Not only to write the text, but probably also to publish this. So the tooling would be the ability to call APIs or talk to software to actually perform actions.

So that means that an AI employee like Sarah doesn't only know about your company and create text, but she can also schedule something in your calendar, publish the text, and also comment underneath it. For example, talking to the LinkedIn API.

Then there's task orientation. There's a sequence of tasks to be done in work. And this is where the magic happens in the AI agent, is that the LLMs actually talk to each other and give each other feedback in terms of what's the next step in the sequence of these actions should be.

And to make this very plain, probably research, then write, then integrate with LinkedIn to create a post, publish it, and then learn from that in terms of engagement for the next post, that is this task orientation.

And then, of course, there's accessibility, collaboration, and planning, and this is that these AI agents work best if they actually feel like humans, funnily enough. I won't go into depth there, but it shouldn't feel like a tool. It should be an employee.

So, I hope you guys are not scared yet. because I will actually show you how this works in practice.

I have a demo link here, so I'll quickly open that one.

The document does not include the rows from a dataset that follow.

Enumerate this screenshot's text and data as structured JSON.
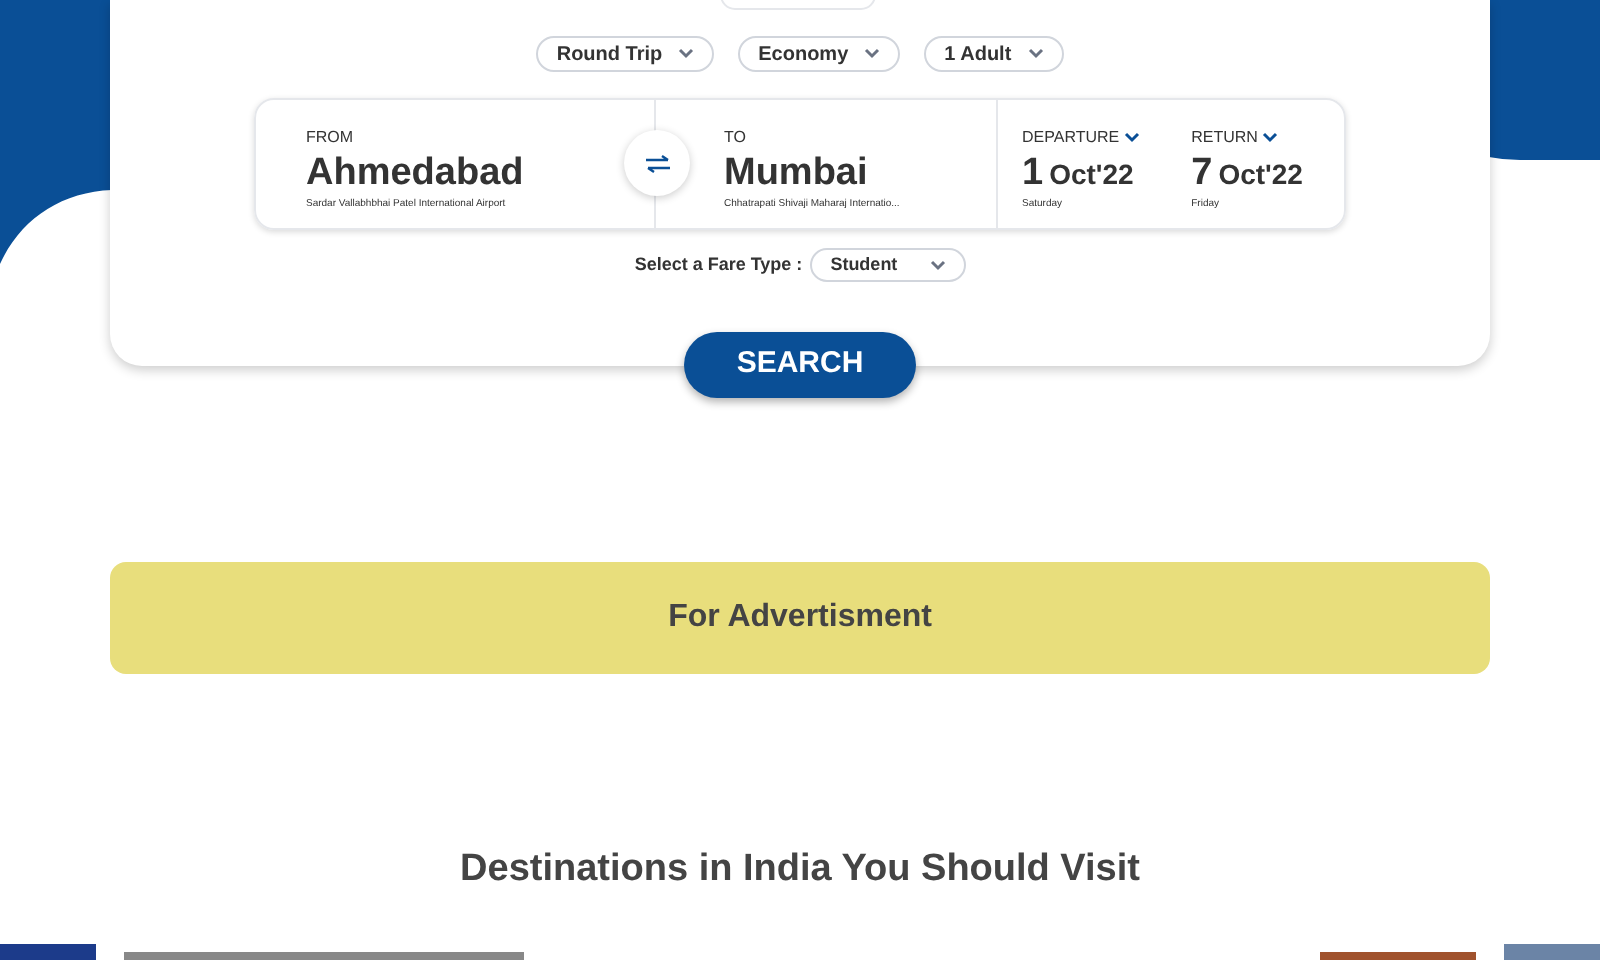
{
  "trip_options": [
    {
      "label": "Round Trip"
    },
    {
      "label": "Economy"
    },
    {
      "label": "1 Adult"
    }
  ],
  "from": {
    "label": "FROM",
    "city": "Ahmedabad",
    "airport": "Sardar Vallabhbhai Patel International Airport"
  },
  "to": {
    "label": "TO",
    "city": "Mumbai",
    "airport": "Chhatrapati Shivaji Maharaj Internatio..."
  },
  "dates": [
    {
      "label": "DEPARTURE",
      "day": "1",
      "month": "Oct'22",
      "weekday": "Saturday"
    },
    {
      "label": "RETURN",
      "day": "7",
      "month": "Oct'22",
      "weekday": "Friday"
    }
  ],
  "fare_type": {
    "label": "Select a Fare Type :",
    "value": "Student"
  },
  "search_button": "SEARCH",
  "advertisement": "For Advertisment",
  "section_title": "Destinations in India You Should Visit"
}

I just heard from our developers, we have a small outage, so I will just show you this.

So, how does it work?

Onboarding AI Agents

1Sarah is onboarding your company, and that means that she starts with scraping your website, like you would do with an employee. This person checks your website, checks your info base, checks your notion, checks your confluence. Then she integrates with all the tools of your company, so that would mean not only Confluence and Notion, but also in this regard, because Sarah is a content marketeer, Facebook, LinkedIn, Instagram, and Slack.

You give her your goals, so that means she is going to upload her own images because she scraped them from her website, and she integrates with your Instagram, Facebook, and LinkedIn user account, and she already learned your tone of voice by scraping your website. Well, this is the moment where she can do this 100% autonomously, but we still make the decision of showing this to our customer because our customer still wants to see what Sarah comes up with.

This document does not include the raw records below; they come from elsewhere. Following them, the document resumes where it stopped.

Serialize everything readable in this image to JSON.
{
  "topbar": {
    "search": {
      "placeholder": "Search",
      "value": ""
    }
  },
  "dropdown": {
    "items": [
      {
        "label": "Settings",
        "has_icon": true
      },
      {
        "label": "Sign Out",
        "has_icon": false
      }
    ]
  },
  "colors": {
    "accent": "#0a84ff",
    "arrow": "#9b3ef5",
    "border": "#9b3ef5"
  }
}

This is the same like collaborating with an employee. She's probably not doing everything autonomously. She will actually collaborate with you and talk to you, send you a Slack message. That's what Sarah does as well.

She scraped the web and found industry reports, found everything about your competitors. She repurposed your own content. She made a whole list.

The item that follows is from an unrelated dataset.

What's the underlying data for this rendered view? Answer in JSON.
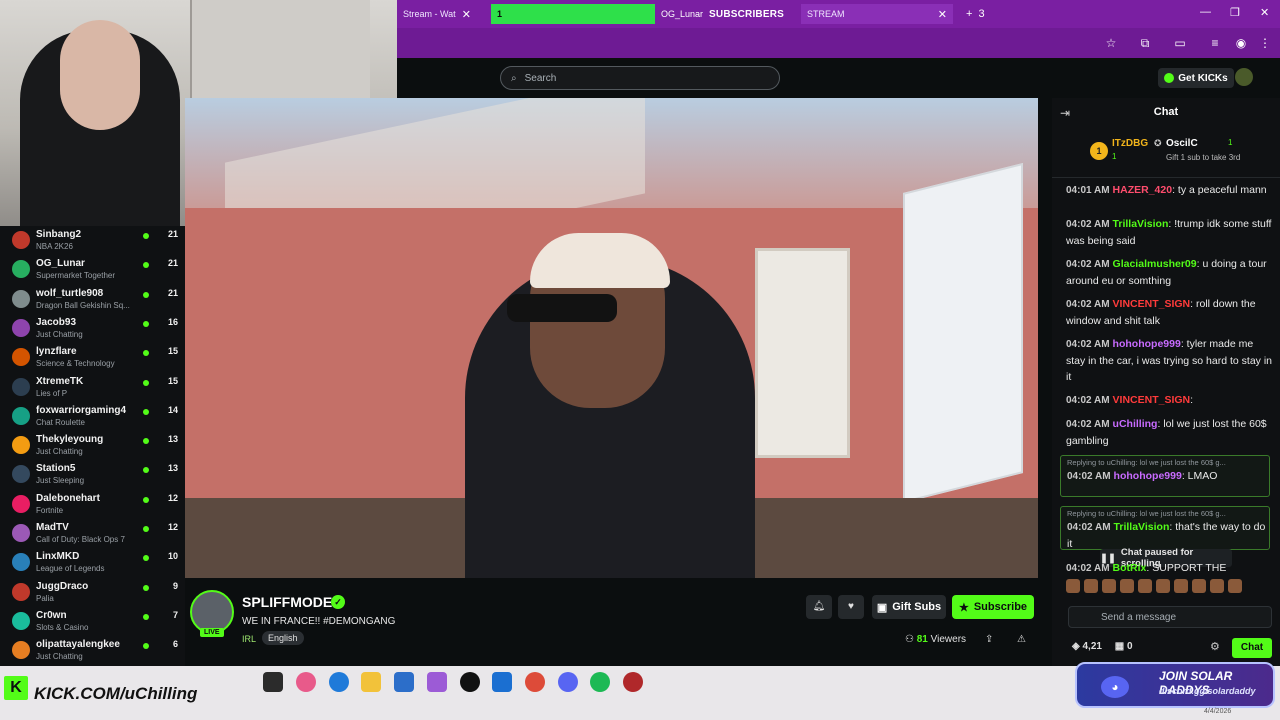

And if you want to give feedback, that's of course possible. So if you want to say, well, Sarah, there's this one competitor and I really want to repurpose their content or I want the edge to be AI this time, please make some content on that. Well, you can give that feedback. You can also do this in Slack and WhatsApp.

It's an employee in the end. And that's the moment where she starts creating.

And we now chose to give it a user interface. So that means that you can visually see what she's generating at the moment.

So as you can see, she's now generating 35 posts in a couple of minutes. And we also give it a visual visualization, a content calendar to actually show what she's planning. And she's also autonomously publishing this.

How AI Agents Work in the Background

And actually the part where you probably came for is what happens on the background here. And what happens in the background here is that about 36 different LLMs, it's not all different LLMs, but you can think of clods, fine-tuned models, fine-tuned LAMA, think of Sora, not Sora, what is it? flux as well.

And all of these models talk together by letting Sarah make a complete content strategy, start executing on the content strategy, and then making all the content. And then, of course, she integrates with the APIs as well. So that is what Serra does, and that is what we believe the future of work, especially for SMEs, will go to.

Again, do you have to worry? No, I don't think so, because these are companies who couldn't pay for a human content marketeer, and now they actually have the hands available instead of a tool. And that is, I think, super cool.

Conclusion

So that was it, and now it's time for questions. Thank you.